Nothing you can do will make it worse for your niece and in fact it might highlight the fact that she was the victim and not the boys.

venusinscorpio · 25/09/2016 16:12

I agree, I think that fact needs hammering home and all these bullies and the school need a bit of a wake up call. This is a serious safeguarding issue and a crime has been committed. It is public now.

silentlyfume · 25/09/2016 16:18

It isn't up to the school to persuade a child to press charges or not. The police should have automatically been called. If this had been boys sexually assaulting a member of staff i am pretty sure they would have been.

This effort to cover it up teaches the boys involved that it is ok to assault women and puts other girls at risk.

Andrewofgg · 25/09/2016 16:55

Nothing you can do will make it worse for your niece

Wrong. She can be tormented over it and there's not much that can be done about that.

Or her friends can turn against her and leave her isolated, and there is nothing, nothing at all, that can be done about that. You can't force A to be a friend of B.

venusinscorpio · 25/09/2016 17:12

It's not about a disagreement among friends Andrew. It's a very serious issue which the school should not be able to ignore.

Andrewofgg · 25/09/2016 17:16

venus I know that. But the fact is that if her friends turn on her it will be even worse for her. The parents can't win, can they?

venusinscorpio · 25/09/2016 17:21

I think the safeguarding issue should be dealt with and the school is not a suitable environment for this young girl.

leopardchanges · 25/09/2016 17:24

OP something very similar happened to me in school when I was 12 (differences:no hair pulling or video) - I was "an early developer". It was I front of my female class teacher who did nothing at all.

Please make sure that whatever route you take that she receives counselling, or knows that this is something very serious and warrants it either now or at any point in the future should she change her mind.

BungoWomble · 25/09/2016 17:28

Sounds like her friends have already turned against her. She's already isolated. Leaving it at this point will just reinforce the idea that it is an ok thing to happen and other 'outsiders' will be assaulted just the same. That excuse for a school needs to step up. I understand the girl's position, but it is not a good choice - they all need the adults to step in and stop this behaviour.

It's like the 80s for teenage girls all over again isn't it.
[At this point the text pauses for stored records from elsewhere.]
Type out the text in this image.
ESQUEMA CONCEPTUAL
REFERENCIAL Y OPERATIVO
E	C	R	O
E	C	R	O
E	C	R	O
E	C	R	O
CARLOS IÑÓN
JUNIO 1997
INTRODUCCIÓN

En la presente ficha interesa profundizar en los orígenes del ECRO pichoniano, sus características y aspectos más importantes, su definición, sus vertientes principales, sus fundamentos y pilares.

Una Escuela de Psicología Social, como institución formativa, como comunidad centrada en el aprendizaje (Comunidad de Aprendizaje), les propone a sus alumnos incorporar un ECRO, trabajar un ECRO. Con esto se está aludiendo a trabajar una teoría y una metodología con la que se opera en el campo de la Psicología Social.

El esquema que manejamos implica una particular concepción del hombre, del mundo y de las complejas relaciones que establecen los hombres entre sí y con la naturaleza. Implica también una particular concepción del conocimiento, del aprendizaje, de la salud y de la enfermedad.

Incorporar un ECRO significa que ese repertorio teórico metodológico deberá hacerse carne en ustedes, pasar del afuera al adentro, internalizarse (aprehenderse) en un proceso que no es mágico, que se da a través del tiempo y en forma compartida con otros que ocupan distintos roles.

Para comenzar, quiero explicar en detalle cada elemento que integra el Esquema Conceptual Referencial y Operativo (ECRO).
Being one itself becomes a crime.

coconutpie · 25/09/2016 17:34

She is a child. SOMEBODY needs to protect her, she was sexually assaulted. You're her aunt - if her parents won't do a decent job parenting her, then YOU need to step in. Phone the police now.
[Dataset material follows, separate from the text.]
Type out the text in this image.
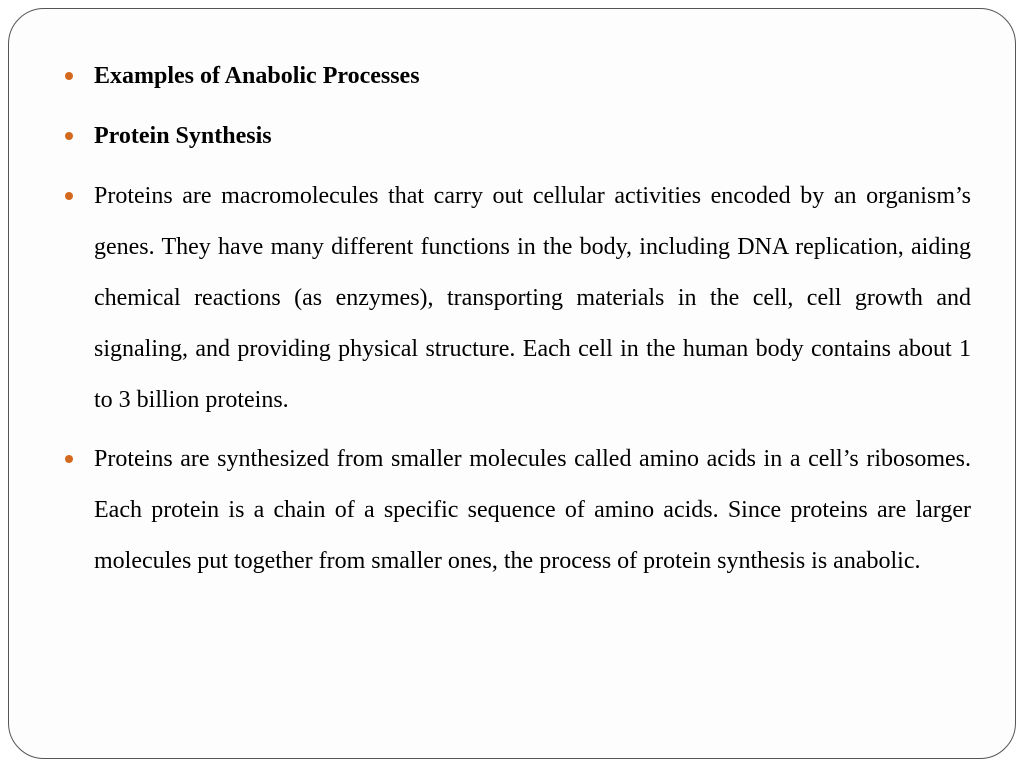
Examples of Anabolic Processes
Protein Synthesis
Proteins are macromolecules that carry out cellular activities encoded by an organism’s genes. They have many different functions in the body, including DNA replication, aiding chemical reactions (as enzymes), transporting materials in the cell, cell growth and signaling, and providing physical structure. Each cell in the human body contains about 1 to 3 billion proteins.
Proteins are synthesized from smaller molecules called amino acids in a cell’s ribosomes. Each protein is a chain of a specific sequence of amino acids. Since proteins are larger molecules put together from smaller ones, the process of protein synthesis is anabolic.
HerRoyalFattyness · 25/09/2016 17:35

andrew her "friends" have already turned on her.

OP please take this to the police. Please.

BoneyBackJefferson · 25/09/2016 17:45

Police
HT
Chair of governors
LEA

I would talk to a solicitor about this.

This is a serious breach of the schools safeguarding procedures.

BoneyBackJefferson · 25/09/2016 17:47

and inform social services, they will have a child protection team that should have informed of the assault

Andrewofgg · 25/09/2016 17:49

I'm sorry.

I was wrong.

BoneyBackJefferson and others are right.

tupperwareAARGGH · 25/09/2016 19:56

andrew you clearly have not read the thread, this poor girl is isolated, her friends have already turned their back on her and are actually being bloody vile. Therefore, nothing worse can happen to her.

However, if these vile little boys actually get punished for what they did, and the school decides to speak to the pupils about how this was wrong etc then those friends might actually start supporting her.